The most common mistake: treating skills as "CLAUDE.md sections that load on demand." Skills are interactive workflows with parameterization, forking, tool restrictions, and model overrides. If your skill is just a paragraph of instructions, it probably belongs in CLAUDE.md.

Argument Interpolation

Skills support parameter passing through shell-style variables:

VariableExpands To
$ARGUMENTSEverything typed after the slash command
$0, $1, $2Positional args (shell-style quoting)
${CLAUDE_SKILL_DIR}Absolute path to the skill's directory

A SKILL.md using all three interpolation types:

---
name: migrate-database
description: |
  Database migration runner.
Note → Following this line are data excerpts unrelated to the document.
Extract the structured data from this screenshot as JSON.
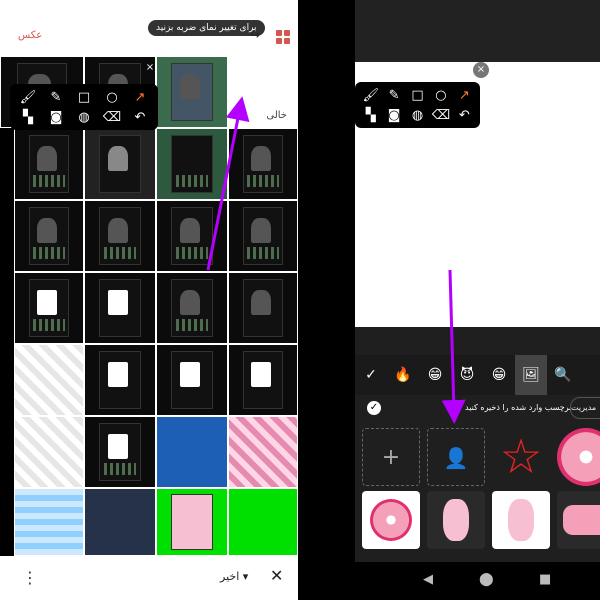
{
  "left": {
    "header": {
      "photo_label": "عکس",
      "tooltip": "برای تغییر نمای ضربه بزنید",
      "arrow_icon": "curved-arrow-icon",
      "view_icon": "grid-view-icon"
    },
    "empty_label": "خالی",
    "bottom": {
      "more_icon": "more-vertical-icon",
      "recent_label": "اخیر ▾",
      "close_icon": "close-icon"
    }
  },
  "toolbar": {
    "row1": [
      "brush",
      "magic-brush",
      "square",
      "circle",
      "arrow"
    ],
    "row2": [
      "checker",
      "camera",
      "color-wheel",
      "eraser",
      "undo"
    ],
    "close": "×"
  },
  "right": {
    "emoji_tabs": [
      "✓",
      "🔥",
      "😁",
      "😈",
      "😁",
      "🖼",
      "🔍"
    ],
    "save_text": "برچسب وارد شده را ذخیره کنید",
    "manage_label": "مدیریت",
    "add_icon": "+",
    "nav": [
      "◀",
      "⬤",
      "■"
    ]
  },
  "colors": {
    "accent": "#d9534f",
    "pointer": "#b300ff",
    "orange": "#ff7b2c"
  }
}
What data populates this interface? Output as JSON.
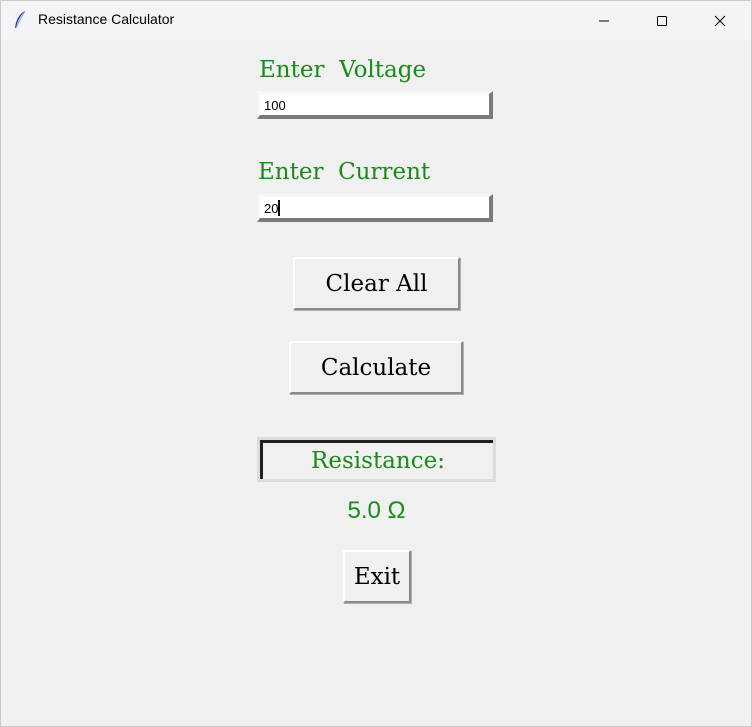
{
  "window": {
    "title": "Resistance Calculator",
    "icon": "feather-icon"
  },
  "form": {
    "voltage_label": "Enter  Voltage",
    "voltage_value": "100",
    "current_label": "Enter  Current",
    "current_value": "20"
  },
  "buttons": {
    "clear_all": "Clear All",
    "calculate": "Calculate",
    "exit": "Exit"
  },
  "result": {
    "label": "Resistance:",
    "value": "5.0 Ω"
  },
  "colors": {
    "accent_text": "#1a8a1a",
    "background": "#f0f0f0"
  }
}
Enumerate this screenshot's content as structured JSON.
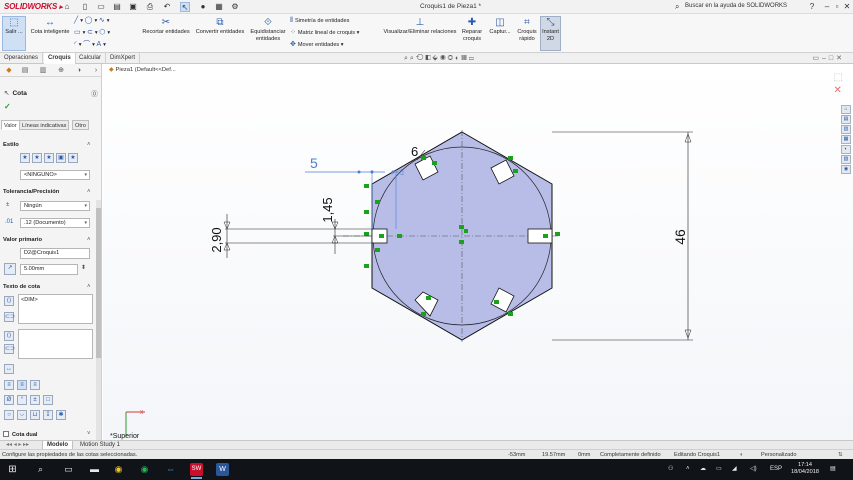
{
  "titlebar": {
    "brand": "SOLIDWORKS",
    "document_title": "Croquis1 de Pieza1 *",
    "help_search_placeholder": "Buscar en la ayuda de SOLIDWORKS",
    "help_label": "?"
  },
  "commands": {
    "exit_label": "Salir ...",
    "smart_dim_label": "Cota inteligente",
    "trim_label": "Recortar entidades",
    "convert_label": "Convertir entidades",
    "offset_label": "Equidistanciar entidades",
    "mirror_label": "Simetría de entidades",
    "linear_pattern_label": "Matriz lineal de croquis",
    "move_label": "Mover entidades",
    "relations_label": "Visualizar/Eliminar relaciones",
    "repair_label": "Reparar croquis",
    "capture_label": "Captur...",
    "quick_sketch_label": "Croquis rápido",
    "instant2d_label": "Instant 2D"
  },
  "tabs": [
    {
      "label": "Operaciones"
    },
    {
      "label": "Croquis"
    },
    {
      "label": "Calcular"
    },
    {
      "label": "DimXpert"
    }
  ],
  "property_manager": {
    "title": "Cota",
    "sub_tabs": [
      {
        "label": "Valor"
      },
      {
        "label": "Líneas indicativas"
      },
      {
        "label": "Otro"
      }
    ],
    "estilo_title": "Estilo",
    "estilo_value": "<NINGUNO>",
    "tolerancia_title": "Tolerancia/Precisión",
    "tolerance_type": "Ningún",
    "precision_value": ".12 (Documento)",
    "valor_title": "Valor primario",
    "dimension_name": "D2@Croquis1",
    "dimension_value": "5.00mm",
    "texto_title": "Texto de cota",
    "dim_text": "<DIM>",
    "format_symbols": [
      "Ø",
      "°",
      "±",
      "□"
    ],
    "dual_label": "Cota dual"
  },
  "graphics": {
    "breadcrumb": "Pieza1  (Default<<Def...",
    "view_label": "*Superior",
    "dims": {
      "d5": "5",
      "d6": "6",
      "d145": "1,45",
      "d290": "2,90",
      "d46": "46"
    }
  },
  "bottom_tabs": [
    {
      "label": "Modelo"
    },
    {
      "label": "Motion Study 1"
    }
  ],
  "statusbar": {
    "message": "Configure las propiedades de las cotas seleccionadas.",
    "x": "-53mm",
    "y": "19.57mm",
    "z": "0mm",
    "state": "Completamente definido",
    "editing": "Editando Croquis1",
    "units": "Personalizado"
  },
  "taskbar": {
    "language": "ESP",
    "time": "17:14",
    "date": "18/04/2018"
  },
  "colors": {
    "accent": "#2a5caa",
    "sketch_fill": "#b8bde8",
    "relation_green": "#1aa31a",
    "dim_blue_selected": "#4a7fd0"
  }
}
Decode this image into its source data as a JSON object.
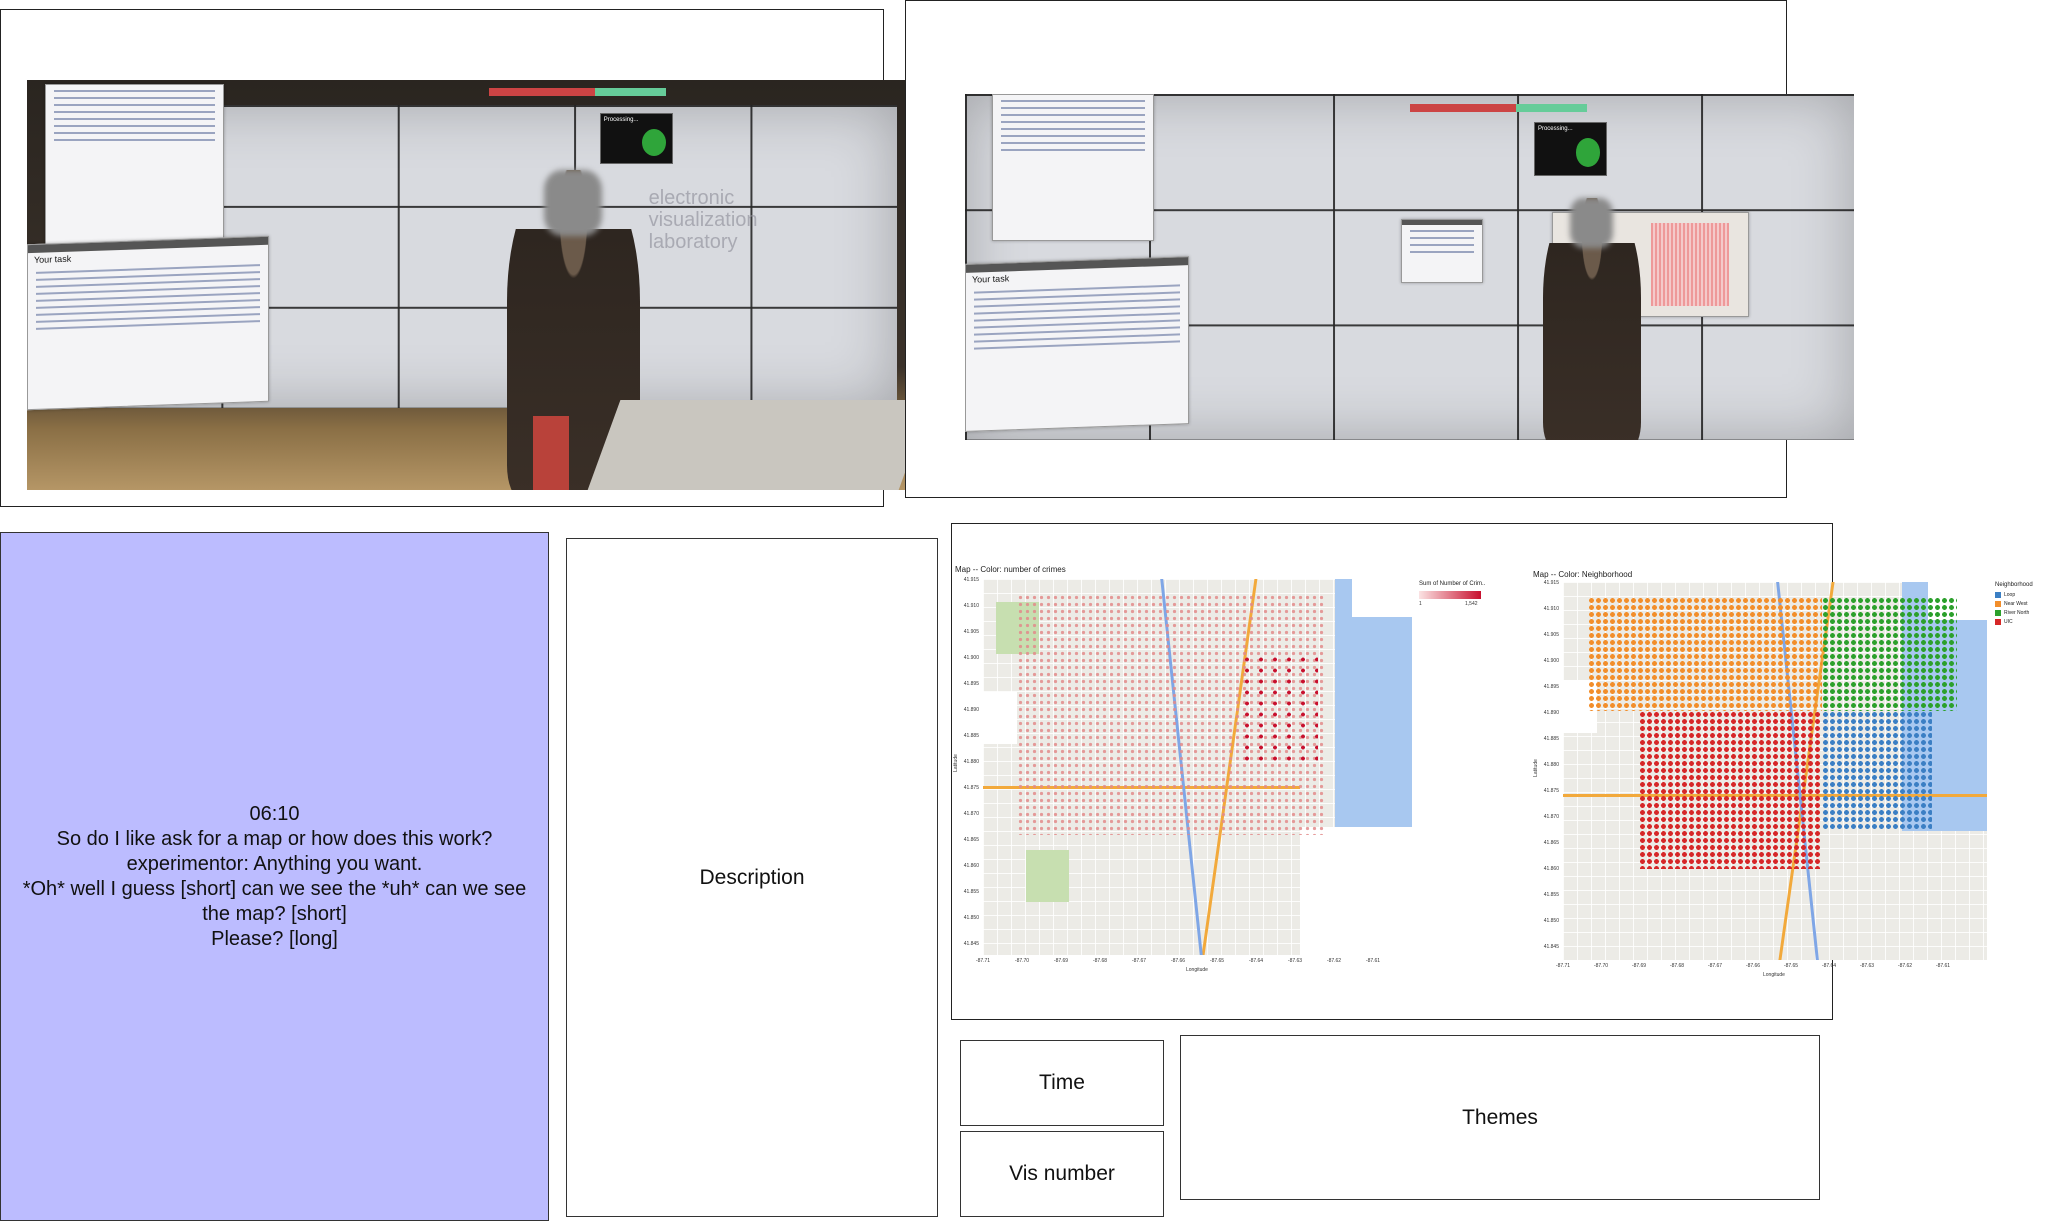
{
  "transcript": {
    "timestamp": "06:10",
    "lines": [
      "So do I like ask for a map or how does this work?",
      "experimentor: Anything you want.",
      "*Oh* well I guess [short] can we see the *uh* can we see the map? [short]",
      "Please? [long]"
    ]
  },
  "panels": {
    "description_label": "Description",
    "time_label": "Time",
    "vis_number_label": "Vis number",
    "themes_label": "Themes"
  },
  "photos": {
    "wall_doc_bar": "Task Description.png",
    "wall_doc_heading": "Your task",
    "wall_logo": [
      "electronic",
      "visualization",
      "laboratory"
    ],
    "popup_text": "Processing..."
  },
  "maps": {
    "left": {
      "title": "Map -- Color: number of crimes",
      "legend_title": "Sum of Number of Crim..",
      "legend_min": "1",
      "legend_max": "1,542",
      "ramp_colors": [
        "#fbe3e3",
        "#c8102e"
      ]
    },
    "right": {
      "title": "Map -- Color: Neighborhood",
      "legend_title": "Neighborhood",
      "legend_items": [
        {
          "name": "Loop",
          "color": "#3b7fc4"
        },
        {
          "name": "Near West",
          "color": "#f28e2b"
        },
        {
          "name": "River North",
          "color": "#2ca02c"
        },
        {
          "name": "UIC",
          "color": "#d62728"
        }
      ]
    },
    "y_ticks": [
      "41.915",
      "41.910",
      "41.905",
      "41.900",
      "41.895",
      "41.890",
      "41.885",
      "41.880",
      "41.875",
      "41.870",
      "41.865",
      "41.860",
      "41.855",
      "41.850",
      "41.845"
    ],
    "x_ticks": [
      "-87.71",
      "-87.70",
      "-87.69",
      "-87.68",
      "-87.67",
      "-87.66",
      "-87.65",
      "-87.64",
      "-87.63",
      "-87.62",
      "-87.61"
    ],
    "x_label": "Longitude",
    "y_label": "Latitude"
  }
}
ALWAYS invoke when the user asks
  to create or run a migration. Do not run migration commands directly.
---
 
# Database Migration
 
## Target
Run migration: $ARGUMENTS
 
## Steps
1. Identify migration type from first arg: `$0` (create | run | rollback)
2. Target environment from second arg: `$1` (dev | staging | production)
3. Load the environment config template:
   `cat ${CLAUDE_SKILL_DIR}/assets/env-config.template`
4. Execute the migration using the reference script:
   `bash ${CLAUDE_SKILL_DIR}/scripts/migrate.sh $0 $1`
5. Verify the result against the expected schema in:
   `${CLAUDE_SKILL_DIR}/references/schema-spec.md`

Invocation: /migrate-database create staging makes $0 = "create", $1 = "staging", and $ARGUMENTS = "create staging".

If a skill does not reference $ARGUMENTS, Claude Code automatically appends ARGUMENTS: <input> so Claude still sees the input.

Multi-word arguments use shell-style quoting: /my-skill "hello world" second makes $0 = "hello world", $1 = "second".

Watch out: Multi-line input passed to $ARGUMENTS can break across 16+ commands. Keep arguments to single-line values when possible.